In any case the epitaph must be accounted a libel in one respect, for Leland, the Antiquary to Henry VIII, records that, on the opening of Rosamond's tomb, at the dissolution of Godstowe nunnery, the bones were found to be encased in leather, surrounded by lead, and that "a very swete smell came out of it."
An interesting point mentioned by Croxall is that in his time "a delightful Bower" was still in existence at Woodstock and was shown as the original of the story. Another reliable writer of the same period (Thomas Hearne, 1718) makes a similar observation, but in this case it is made clear that the remains are those of a large building, not, as we might have inferred, those of a hedge maze or arbour. These remains, whatever they may have been, have disappeared long since.
Woodstock Park, according to the historian Rouse of Warwick, was the first park to be made in England. Henry the First had a palace here, but the present great building, the masterpiece of Sir John Vanbrugh, was built for the first Duke of Marlborough and was named after the scene of his famous victory, Blenheim.
The traditional story of Fair Rosamond, in which she is made to figure as a cruelly wronged and guileless damsel of impregnable virtue and the victim of an unreasoning jealousy, formed the basis of many novels, e.g., "Fair Rosamond," by T. Miller ("The Parlour Library"), 1847, and as late as 1911 it was cast into the form of a one-act tragedy by Mr. Oliver W. F. Lodge, under the name of "The Labyrinth," and was first performed by the Pilgrim Players on October 14 in that year. A little-known opera by Addison deals with the same theme; it is entitled "Rosamond" and is inscribed to the Duchess of Marlborough. The most poignant and beautiful version of the tragedy is that given by Swinburne in his "Rosamond" (not, of course, to be confused with his "Rosamund").
Tennyson, in his "Becket," makes that prelate rescue Rosamond from the Queen at the crucial moment and take her to Godstowe nunnery, whence she later escapes to intercede—ineffectually—with his murderers in Canterbury Cathedral.

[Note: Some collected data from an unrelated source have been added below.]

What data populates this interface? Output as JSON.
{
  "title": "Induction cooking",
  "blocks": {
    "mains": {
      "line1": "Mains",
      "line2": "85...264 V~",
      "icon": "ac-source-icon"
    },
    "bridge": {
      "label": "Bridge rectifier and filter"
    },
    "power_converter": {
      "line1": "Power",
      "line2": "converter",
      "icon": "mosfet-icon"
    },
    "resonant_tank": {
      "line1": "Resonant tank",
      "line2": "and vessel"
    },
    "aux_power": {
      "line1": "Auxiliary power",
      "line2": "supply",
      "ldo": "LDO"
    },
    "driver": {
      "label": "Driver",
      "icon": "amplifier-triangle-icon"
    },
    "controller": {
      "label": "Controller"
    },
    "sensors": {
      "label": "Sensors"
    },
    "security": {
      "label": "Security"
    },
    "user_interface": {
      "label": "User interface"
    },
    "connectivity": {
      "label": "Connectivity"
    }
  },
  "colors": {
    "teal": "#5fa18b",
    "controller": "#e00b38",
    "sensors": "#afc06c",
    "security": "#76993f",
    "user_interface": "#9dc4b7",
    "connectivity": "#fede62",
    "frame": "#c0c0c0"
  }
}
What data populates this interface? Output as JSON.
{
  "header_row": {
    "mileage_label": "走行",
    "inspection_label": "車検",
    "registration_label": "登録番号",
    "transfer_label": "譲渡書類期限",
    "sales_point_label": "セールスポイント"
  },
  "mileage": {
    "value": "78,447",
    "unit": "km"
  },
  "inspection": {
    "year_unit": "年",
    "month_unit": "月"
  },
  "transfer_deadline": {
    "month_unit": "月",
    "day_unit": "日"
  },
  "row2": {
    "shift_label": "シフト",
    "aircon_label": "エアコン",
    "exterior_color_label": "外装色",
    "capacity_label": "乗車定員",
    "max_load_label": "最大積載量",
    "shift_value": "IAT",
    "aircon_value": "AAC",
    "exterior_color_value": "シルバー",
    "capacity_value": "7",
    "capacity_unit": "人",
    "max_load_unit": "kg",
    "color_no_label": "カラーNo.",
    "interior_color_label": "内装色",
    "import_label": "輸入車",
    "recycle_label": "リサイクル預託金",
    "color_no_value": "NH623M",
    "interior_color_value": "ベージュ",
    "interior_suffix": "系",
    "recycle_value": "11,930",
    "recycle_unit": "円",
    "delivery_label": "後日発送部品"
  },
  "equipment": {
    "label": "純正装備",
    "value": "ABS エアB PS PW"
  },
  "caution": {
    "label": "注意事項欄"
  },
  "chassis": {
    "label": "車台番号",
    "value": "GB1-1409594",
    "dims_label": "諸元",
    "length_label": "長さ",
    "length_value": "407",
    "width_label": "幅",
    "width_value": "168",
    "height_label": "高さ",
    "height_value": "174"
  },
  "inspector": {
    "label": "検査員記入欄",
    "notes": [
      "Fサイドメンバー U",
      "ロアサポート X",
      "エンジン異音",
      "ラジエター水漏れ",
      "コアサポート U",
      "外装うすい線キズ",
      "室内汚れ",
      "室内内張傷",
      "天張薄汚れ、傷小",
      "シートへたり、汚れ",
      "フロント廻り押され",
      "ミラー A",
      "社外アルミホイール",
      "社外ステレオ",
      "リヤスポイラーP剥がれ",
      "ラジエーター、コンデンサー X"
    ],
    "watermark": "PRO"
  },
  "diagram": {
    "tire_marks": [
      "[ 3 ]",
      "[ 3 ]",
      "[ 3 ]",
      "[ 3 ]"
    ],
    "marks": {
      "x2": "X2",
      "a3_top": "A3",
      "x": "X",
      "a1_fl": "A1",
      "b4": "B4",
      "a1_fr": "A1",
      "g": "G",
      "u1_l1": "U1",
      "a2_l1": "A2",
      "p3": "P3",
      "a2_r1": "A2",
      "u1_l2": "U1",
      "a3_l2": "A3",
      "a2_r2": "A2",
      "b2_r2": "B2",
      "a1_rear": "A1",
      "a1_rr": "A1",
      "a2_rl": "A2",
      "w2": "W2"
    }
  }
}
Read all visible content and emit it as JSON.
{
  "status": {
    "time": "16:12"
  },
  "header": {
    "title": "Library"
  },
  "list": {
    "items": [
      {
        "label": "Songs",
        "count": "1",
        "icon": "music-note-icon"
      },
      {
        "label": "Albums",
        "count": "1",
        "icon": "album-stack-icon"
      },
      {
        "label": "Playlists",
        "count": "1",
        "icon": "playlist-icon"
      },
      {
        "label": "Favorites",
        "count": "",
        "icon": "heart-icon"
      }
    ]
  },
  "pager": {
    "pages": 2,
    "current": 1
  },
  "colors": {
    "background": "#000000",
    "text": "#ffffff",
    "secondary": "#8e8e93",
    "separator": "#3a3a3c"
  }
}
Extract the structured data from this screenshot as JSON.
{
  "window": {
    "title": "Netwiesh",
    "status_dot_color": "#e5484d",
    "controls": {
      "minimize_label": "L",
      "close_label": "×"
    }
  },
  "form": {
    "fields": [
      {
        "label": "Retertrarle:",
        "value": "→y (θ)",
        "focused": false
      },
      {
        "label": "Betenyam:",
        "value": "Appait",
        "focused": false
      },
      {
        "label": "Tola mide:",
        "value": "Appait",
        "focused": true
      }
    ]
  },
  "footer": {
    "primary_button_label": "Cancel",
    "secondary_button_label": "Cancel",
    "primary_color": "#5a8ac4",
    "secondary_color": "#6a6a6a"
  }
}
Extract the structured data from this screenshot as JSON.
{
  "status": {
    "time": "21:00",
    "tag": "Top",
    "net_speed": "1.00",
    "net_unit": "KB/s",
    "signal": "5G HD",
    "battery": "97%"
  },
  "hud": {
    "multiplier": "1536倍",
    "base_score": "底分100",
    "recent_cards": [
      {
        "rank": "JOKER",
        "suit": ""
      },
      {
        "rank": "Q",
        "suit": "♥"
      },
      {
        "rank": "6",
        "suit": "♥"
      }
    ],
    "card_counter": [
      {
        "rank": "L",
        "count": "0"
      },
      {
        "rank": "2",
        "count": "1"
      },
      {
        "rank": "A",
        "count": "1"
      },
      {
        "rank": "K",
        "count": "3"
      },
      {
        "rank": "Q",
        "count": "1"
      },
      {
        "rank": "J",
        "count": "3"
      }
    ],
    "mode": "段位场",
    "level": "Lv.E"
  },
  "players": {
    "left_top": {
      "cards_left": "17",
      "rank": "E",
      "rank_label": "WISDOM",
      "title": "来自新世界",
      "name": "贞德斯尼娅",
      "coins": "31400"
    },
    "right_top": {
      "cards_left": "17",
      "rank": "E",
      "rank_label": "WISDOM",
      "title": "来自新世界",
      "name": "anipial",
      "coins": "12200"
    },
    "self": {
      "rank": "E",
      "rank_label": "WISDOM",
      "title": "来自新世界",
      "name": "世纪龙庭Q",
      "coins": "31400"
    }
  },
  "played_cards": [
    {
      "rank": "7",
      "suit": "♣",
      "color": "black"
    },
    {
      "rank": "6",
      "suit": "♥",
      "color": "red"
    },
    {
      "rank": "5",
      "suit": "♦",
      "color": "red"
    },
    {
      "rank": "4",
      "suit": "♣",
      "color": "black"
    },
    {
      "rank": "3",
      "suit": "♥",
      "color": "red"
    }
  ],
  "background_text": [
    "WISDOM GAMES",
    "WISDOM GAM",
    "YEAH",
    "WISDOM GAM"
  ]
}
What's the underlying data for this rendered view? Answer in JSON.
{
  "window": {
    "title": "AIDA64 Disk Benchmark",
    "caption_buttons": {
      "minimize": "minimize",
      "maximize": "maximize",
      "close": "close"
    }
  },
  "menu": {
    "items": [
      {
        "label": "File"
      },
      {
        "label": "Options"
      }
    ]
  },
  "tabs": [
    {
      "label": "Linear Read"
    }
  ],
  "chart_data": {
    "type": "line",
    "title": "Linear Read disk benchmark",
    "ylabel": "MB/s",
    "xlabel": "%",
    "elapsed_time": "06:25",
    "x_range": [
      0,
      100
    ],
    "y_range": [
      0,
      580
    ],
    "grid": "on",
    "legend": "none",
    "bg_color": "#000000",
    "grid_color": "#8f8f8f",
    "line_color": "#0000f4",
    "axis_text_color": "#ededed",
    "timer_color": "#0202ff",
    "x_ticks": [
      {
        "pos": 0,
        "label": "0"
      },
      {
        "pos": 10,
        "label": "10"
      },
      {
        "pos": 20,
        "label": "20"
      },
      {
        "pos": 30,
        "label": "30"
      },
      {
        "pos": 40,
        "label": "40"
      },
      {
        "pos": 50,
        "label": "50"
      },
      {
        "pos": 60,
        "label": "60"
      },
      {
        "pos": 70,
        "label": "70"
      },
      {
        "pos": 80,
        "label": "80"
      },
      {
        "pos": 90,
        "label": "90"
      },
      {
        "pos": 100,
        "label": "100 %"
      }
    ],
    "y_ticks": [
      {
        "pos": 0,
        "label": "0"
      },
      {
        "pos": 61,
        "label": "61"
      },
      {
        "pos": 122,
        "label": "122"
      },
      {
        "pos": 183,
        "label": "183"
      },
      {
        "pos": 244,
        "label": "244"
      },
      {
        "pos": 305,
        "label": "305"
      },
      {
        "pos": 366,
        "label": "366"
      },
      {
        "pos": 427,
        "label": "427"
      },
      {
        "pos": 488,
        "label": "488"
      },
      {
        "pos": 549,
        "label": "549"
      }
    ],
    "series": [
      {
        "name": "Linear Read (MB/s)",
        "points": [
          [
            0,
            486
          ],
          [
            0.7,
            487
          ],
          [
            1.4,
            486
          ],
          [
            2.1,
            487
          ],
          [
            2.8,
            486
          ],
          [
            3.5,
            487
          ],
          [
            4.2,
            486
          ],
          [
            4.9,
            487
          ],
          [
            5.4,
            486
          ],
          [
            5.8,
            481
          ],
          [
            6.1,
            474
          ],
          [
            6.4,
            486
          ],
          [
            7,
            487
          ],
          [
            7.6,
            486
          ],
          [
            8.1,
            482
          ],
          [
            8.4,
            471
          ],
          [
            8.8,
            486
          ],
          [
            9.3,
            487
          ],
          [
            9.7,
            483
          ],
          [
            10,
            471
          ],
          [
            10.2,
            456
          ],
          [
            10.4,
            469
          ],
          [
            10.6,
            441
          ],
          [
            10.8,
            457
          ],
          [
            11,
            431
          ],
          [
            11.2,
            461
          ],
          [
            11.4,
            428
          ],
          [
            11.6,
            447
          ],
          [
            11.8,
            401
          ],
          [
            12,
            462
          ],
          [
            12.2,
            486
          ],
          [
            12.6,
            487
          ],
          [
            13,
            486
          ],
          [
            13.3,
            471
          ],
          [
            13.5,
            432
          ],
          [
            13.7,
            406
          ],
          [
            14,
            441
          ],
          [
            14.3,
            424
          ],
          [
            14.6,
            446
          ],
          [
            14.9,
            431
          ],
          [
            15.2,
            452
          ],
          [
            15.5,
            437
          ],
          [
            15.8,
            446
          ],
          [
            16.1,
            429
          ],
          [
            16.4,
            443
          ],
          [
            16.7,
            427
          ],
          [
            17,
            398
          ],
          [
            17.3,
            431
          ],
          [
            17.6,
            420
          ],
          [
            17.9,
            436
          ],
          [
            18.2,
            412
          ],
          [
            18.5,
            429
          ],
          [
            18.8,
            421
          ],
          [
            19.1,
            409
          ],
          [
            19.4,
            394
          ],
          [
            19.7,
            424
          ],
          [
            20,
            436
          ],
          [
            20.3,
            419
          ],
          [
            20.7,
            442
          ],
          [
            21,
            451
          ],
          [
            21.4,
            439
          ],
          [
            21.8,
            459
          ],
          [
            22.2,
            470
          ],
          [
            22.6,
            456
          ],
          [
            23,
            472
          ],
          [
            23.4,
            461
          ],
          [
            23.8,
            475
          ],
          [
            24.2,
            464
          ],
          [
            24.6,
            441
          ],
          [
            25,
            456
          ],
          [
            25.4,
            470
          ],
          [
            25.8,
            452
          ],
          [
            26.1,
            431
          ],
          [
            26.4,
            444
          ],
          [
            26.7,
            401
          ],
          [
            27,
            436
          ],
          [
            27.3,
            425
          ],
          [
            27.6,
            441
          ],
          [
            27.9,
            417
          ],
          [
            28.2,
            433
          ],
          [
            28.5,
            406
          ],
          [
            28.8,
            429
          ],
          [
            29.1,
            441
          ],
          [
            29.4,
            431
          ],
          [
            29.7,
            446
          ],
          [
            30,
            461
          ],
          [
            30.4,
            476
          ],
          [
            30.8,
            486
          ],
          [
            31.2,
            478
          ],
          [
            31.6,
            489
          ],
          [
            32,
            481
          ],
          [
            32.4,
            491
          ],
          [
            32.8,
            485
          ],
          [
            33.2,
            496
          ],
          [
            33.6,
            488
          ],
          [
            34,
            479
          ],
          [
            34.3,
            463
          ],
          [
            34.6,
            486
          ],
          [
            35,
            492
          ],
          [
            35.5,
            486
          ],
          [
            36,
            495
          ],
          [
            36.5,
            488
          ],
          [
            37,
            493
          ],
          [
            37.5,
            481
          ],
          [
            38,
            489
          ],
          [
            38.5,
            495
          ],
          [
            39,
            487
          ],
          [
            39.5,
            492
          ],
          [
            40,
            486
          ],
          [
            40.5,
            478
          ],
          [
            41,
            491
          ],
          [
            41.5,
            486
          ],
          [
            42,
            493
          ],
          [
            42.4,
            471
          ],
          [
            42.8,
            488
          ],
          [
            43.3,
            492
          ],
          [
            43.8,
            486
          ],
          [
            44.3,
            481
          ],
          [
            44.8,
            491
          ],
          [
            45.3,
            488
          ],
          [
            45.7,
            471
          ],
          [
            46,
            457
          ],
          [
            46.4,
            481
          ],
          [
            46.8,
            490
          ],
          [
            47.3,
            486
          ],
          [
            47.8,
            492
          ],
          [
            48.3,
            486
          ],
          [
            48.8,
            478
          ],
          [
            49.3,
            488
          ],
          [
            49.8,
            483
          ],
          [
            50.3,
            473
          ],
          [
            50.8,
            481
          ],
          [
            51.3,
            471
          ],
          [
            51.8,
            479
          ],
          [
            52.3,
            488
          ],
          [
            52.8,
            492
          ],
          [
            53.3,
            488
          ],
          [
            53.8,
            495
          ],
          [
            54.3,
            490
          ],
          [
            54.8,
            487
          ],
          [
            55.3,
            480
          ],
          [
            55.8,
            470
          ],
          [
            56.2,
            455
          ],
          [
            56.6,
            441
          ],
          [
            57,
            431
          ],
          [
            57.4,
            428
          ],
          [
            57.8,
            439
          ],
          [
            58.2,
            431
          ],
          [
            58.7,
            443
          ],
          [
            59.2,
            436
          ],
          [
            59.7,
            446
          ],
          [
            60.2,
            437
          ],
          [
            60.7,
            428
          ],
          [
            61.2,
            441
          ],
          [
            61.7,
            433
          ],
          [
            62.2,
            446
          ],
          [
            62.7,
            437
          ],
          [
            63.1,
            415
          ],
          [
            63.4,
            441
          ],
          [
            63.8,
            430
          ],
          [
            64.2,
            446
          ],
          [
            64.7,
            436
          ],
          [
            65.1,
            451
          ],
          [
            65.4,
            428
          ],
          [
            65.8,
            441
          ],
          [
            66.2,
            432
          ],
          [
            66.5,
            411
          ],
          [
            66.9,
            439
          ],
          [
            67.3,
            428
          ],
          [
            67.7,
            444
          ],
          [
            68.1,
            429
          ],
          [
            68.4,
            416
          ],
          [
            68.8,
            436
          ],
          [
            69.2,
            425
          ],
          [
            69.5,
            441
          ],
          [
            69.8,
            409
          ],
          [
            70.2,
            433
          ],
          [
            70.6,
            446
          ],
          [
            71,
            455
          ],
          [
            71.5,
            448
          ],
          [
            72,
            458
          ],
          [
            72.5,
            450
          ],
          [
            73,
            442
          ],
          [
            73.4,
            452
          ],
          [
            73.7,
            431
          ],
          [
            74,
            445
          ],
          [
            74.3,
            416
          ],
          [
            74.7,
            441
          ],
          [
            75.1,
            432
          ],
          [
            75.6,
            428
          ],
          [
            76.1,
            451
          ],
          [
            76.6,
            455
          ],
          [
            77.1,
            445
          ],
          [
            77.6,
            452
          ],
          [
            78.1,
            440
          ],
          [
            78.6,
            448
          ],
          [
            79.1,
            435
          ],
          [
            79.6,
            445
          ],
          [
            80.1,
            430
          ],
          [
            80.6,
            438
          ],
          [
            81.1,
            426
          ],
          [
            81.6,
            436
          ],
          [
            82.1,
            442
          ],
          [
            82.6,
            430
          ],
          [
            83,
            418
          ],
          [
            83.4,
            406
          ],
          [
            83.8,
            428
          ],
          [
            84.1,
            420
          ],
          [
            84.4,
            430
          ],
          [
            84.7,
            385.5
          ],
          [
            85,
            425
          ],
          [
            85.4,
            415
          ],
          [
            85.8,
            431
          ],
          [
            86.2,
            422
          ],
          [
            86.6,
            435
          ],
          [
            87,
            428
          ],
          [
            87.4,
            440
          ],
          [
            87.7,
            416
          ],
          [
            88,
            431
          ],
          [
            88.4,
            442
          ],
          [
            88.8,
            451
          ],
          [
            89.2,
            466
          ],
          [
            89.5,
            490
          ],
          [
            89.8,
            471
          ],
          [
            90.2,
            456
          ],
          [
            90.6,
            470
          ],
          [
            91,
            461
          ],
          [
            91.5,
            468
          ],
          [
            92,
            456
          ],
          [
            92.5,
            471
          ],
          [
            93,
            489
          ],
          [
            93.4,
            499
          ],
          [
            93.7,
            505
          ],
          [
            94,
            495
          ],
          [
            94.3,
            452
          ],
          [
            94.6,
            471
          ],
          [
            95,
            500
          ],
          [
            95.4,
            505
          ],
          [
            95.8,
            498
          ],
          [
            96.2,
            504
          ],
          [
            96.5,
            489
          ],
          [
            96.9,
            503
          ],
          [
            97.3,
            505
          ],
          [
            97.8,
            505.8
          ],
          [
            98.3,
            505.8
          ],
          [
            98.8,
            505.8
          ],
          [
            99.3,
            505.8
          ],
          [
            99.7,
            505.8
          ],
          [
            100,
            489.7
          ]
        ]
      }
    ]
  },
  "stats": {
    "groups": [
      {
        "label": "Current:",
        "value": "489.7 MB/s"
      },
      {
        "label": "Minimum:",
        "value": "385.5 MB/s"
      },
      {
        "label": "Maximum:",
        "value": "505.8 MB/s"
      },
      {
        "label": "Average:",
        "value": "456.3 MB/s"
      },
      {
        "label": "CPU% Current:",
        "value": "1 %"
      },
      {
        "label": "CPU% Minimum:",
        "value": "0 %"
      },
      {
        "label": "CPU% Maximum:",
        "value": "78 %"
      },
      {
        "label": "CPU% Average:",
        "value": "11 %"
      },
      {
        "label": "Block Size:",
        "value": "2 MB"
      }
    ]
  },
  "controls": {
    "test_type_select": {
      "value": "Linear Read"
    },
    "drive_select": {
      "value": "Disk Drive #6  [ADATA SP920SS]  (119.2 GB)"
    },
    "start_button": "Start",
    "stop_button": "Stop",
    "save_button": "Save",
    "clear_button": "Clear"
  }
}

No authentic portrait of Rosamond is known to exist, but in Hampton Court Palace, just outside Cardinal Wolsey's Room, there hangs a half-length female portrait by an unknown painter (No. 961 [937]), which is labelled Rosamond Clifford. The lady depicted, however, is attired in a fashion which did not obtain until considerably later than the time of Rosamond; in fact, there seems to be no justification whatever for assuming that the picture represents the fair Rosamond at all, except perhaps in the imagination of the artist.
[CHAPTER XX]
MAZE ETYMOLOGY
The reader may be inclined to question the necessity for a whole chapter to be devoted to such a matter as this. "Surely anybody who has the curiosity to do so can look the words up in a dictionary!" Or he may object that the proper place to define and expound one's terms is in the opening chapter.